Von Egilsstaðir aus fuhren wir nördlich bis zum Dettifoss Wasserfall. Auf der Strecke dort hin kamen wir noch an einem weiteren, kleineren Wasserfall vorbei und kletterten dort etwas herum. Dann veränderte sich die Landschaft sehr und wir sahen nur noch Lavawüste. Es sah plötzlich aus wie auf einem anderen Planeten und war ein ziemlicher Kontrast zu den grünen, nebelverhangenen Fjordlandschaften im Osten Islands. Wir hielten unterwegs an einem Parkplatz an, von dem man einen super Blick über das Gebiet erhaschen kann.



Dann bogen wir irgendwann von der Ringstraße rechts auf die Straße mit der Nummer 864 ab. Die Straße war holprig und in einem sehr schlechten Zustand. Dennoch kamen uns sehr viele, rasende Kleinwagen entgegen, denen der Zustand ihres Mietwagens wohl ziemlich egal gewesen sein muss. Wir fuhren langsam und holpernd die 30 Kilometer Gravelroad weiter bis zum Parkplatz beim Dettifoss. Hierzu sei gesagt, dass man sich vorher erkundigen sollte welche Seite man lieber sehen möchte. Wir entschieden uns für den Aussichtspunkt auf der östlichen Seite. Hier kommt man näher an den Wasserfall heran und es gibt wahrscheinlich auch etwas weniger Touristen, da man die westliche Seite des Wasserfalls über eine asphaltierte Straße erreichen kann und die meisten Reisebusse vermutlich nicht die lange Gravelroad zum östlichen Viewpoint nehmen werden. Viele Menschen waren hier dennoch anzutreffen. Berechtigterweise, denn der Dettifoss ist gewaltig! 
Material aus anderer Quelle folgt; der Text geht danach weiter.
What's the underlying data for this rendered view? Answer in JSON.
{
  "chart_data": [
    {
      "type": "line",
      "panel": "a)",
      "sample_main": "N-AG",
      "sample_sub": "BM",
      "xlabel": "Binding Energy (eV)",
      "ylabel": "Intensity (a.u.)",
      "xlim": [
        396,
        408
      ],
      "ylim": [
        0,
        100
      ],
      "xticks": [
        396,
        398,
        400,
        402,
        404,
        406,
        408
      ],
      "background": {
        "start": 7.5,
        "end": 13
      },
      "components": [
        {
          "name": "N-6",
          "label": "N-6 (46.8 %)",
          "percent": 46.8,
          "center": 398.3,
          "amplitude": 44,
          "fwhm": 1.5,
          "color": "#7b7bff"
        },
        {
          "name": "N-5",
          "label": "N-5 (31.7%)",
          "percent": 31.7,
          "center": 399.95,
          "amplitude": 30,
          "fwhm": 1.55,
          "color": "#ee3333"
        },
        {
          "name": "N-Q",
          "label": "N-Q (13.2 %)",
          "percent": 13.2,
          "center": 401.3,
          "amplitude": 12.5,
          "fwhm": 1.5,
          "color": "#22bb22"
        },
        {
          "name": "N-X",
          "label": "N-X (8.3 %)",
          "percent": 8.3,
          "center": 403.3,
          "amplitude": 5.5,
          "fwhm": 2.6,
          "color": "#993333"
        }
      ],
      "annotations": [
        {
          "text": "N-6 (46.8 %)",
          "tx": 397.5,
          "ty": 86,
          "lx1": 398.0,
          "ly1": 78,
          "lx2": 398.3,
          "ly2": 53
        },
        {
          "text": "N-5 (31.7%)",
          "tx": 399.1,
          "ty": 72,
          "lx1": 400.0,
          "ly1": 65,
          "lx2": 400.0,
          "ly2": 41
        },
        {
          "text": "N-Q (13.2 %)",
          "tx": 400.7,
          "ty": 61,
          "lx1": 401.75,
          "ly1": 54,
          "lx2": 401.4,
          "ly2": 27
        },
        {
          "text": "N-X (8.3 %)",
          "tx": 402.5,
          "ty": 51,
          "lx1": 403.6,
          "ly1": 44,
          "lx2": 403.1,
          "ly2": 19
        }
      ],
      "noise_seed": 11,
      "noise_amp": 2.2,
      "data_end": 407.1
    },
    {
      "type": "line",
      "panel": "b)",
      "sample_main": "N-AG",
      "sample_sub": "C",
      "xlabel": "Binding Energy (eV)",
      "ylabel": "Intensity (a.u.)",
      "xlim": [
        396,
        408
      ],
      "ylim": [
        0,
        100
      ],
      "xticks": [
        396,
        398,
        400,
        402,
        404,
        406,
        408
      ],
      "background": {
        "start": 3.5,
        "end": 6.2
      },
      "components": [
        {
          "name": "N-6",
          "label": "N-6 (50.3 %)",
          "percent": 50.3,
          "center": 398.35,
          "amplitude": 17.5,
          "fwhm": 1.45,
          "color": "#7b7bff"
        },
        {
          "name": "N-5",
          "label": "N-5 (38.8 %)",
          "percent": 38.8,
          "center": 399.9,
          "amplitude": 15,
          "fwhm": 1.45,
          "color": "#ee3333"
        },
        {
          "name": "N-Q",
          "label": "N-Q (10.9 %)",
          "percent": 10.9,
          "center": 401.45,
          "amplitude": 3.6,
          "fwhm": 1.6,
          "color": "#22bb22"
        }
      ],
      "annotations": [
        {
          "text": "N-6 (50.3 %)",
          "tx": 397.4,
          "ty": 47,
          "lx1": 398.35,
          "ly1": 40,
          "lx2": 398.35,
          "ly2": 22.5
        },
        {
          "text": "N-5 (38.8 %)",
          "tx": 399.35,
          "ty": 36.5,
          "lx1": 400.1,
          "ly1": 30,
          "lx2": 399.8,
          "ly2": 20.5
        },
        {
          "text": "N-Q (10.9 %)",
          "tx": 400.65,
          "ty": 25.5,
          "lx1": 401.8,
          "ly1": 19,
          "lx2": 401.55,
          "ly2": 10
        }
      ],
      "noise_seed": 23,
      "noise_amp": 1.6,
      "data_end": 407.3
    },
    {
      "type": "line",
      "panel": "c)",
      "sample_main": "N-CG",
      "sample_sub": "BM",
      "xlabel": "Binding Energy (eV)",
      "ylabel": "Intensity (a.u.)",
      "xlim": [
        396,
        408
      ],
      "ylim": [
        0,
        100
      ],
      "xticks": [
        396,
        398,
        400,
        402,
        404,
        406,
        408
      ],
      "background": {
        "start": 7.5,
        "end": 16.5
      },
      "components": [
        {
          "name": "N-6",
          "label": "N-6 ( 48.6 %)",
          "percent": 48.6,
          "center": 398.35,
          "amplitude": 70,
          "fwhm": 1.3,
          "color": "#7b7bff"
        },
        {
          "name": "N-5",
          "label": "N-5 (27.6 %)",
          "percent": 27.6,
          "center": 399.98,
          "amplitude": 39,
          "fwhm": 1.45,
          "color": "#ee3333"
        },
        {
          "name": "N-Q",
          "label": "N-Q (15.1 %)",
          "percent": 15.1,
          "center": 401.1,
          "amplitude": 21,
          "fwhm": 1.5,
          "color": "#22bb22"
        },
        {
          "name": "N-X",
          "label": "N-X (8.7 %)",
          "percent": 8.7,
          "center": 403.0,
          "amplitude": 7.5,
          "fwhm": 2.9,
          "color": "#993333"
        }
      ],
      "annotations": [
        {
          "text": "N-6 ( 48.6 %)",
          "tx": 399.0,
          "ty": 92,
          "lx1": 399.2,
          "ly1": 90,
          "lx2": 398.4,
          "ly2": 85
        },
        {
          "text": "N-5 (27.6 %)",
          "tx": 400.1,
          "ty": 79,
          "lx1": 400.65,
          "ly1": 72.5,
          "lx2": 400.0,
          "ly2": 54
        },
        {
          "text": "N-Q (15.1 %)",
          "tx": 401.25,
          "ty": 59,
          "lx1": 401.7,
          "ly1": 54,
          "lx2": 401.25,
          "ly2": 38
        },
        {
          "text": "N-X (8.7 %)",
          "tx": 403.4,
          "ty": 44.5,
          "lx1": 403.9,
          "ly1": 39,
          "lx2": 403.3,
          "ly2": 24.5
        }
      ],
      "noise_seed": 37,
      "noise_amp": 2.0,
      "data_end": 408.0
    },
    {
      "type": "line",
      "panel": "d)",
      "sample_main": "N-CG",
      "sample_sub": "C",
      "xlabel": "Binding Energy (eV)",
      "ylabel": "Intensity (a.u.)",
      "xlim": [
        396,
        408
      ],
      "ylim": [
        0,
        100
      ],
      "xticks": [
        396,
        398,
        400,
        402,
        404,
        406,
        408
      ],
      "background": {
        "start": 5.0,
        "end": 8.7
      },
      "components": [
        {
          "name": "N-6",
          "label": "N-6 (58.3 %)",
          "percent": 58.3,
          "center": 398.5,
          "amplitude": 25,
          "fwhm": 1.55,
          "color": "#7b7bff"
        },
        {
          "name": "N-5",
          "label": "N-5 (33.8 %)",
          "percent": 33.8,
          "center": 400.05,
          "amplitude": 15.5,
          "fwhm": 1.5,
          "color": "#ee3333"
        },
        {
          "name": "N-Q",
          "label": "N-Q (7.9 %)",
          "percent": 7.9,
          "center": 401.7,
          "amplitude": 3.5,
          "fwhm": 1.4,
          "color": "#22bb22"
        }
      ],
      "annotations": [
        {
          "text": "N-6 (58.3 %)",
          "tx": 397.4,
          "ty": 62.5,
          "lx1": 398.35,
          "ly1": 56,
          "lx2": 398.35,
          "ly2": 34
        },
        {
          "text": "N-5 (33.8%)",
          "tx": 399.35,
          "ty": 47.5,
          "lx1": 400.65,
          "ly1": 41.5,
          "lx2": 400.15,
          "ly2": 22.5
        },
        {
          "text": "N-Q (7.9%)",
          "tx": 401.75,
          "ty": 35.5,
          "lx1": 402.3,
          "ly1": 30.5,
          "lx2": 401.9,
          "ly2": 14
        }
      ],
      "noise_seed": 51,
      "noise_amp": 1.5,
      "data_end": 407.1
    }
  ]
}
Der Dettifoss gilt als der leistungsstärkste Wasserfall Europasund beeindruckt durch Volumen und Fallhöhe. Wir gingen relativ dicht heran und hatten schon ziemlichen Respekt vor diesen Wassermassen. Wir suchten uns einen Vorsprung und machten ein paar Bilder. Natürlich befand sich dieser nicht direkt am Abgrund, war aber perfekt dafür geeignet genau so ein Bild zu "faken". Nach einer ganzen Weile machten wir uns dann wieder auf den Weg zum Auto und fuhren die lange Gravelroad wieder zurück. Unser weitere Weg führte uns bis nach Mývatn. Davor hielten wir aber noch am Hverir Geothermalgebiet an. Das Gebiet kann man kostenlos anschauen und lohnt sich wirklich sehr. Hier sprudelt und dampft alles. Es gibt Mudpools und es riecht nach Schwefel. Man kann hier einen kleinen Rundgang machen, sollte aber natürlich etwas aufpassen. Wir haben sogar Leute gesehen, die die Hand in den Dampf gehalten haben und sich dadurch fast verbrannt haben...

Am Abend fuhren wir den Campingplatz Hlíð Ferðaþjónusta in Mývatn an, bereiteten Essen zu und warteten auf eine sehr windige Nacht.